In this paper, we study the harmlessness alignment problem of multimodal
large language models~(MLLMs). We conduct a systematic empirical analysis of
the harmlessness performance of representative MLLMs and reveal that the image
input poses the alignment vulnerability of MLLMs. Inspired by this, we propose
a novel jailbreak method named HADES, which hides and amplifies the harmfulness
of the malicious intent within the text input, using meticulously crafted
images. Experimental results show that HADES can effectively jailbreak existing
MLLMs, which achieves an average Attack Success Rate~(ASR) of 90.26% for
LLaVA-1.5 and 71.60% for Gemini Pro Vision.
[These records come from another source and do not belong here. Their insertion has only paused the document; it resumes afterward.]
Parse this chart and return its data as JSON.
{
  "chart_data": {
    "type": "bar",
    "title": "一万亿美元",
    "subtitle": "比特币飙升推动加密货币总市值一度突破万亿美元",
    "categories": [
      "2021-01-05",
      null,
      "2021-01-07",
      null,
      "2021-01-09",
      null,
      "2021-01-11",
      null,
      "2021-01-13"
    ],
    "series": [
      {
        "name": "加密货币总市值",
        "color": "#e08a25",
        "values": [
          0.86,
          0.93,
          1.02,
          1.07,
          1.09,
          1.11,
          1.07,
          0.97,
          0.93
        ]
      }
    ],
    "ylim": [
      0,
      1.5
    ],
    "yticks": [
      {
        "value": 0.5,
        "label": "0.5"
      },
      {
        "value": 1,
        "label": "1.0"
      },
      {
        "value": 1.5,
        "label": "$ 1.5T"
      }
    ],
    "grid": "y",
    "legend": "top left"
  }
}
Our code and data will be publicly
released.

研究了多模态大型语言模型（MLLMs）的无害对齐问题，通过对代表性 MLLMs 的无害性能进行系统的实证分析，揭示了图像输入对 MLLMs 的对准易受攻击的弱点。在此基础上，提出了一种名为 HADES 的新型越狱方法，利用精心制作的图像隐藏和放大文本输入中的恶意意图的有害性。实验结果表明，HADES 能够有效地越狱现有的 MLLMs，其中对于 LLaVA-1.5 平均攻击成功率（ASR）为 90.26%，对于 Gemini Pro Vision 为 71.60%。我们的代码和数据将会公开发布。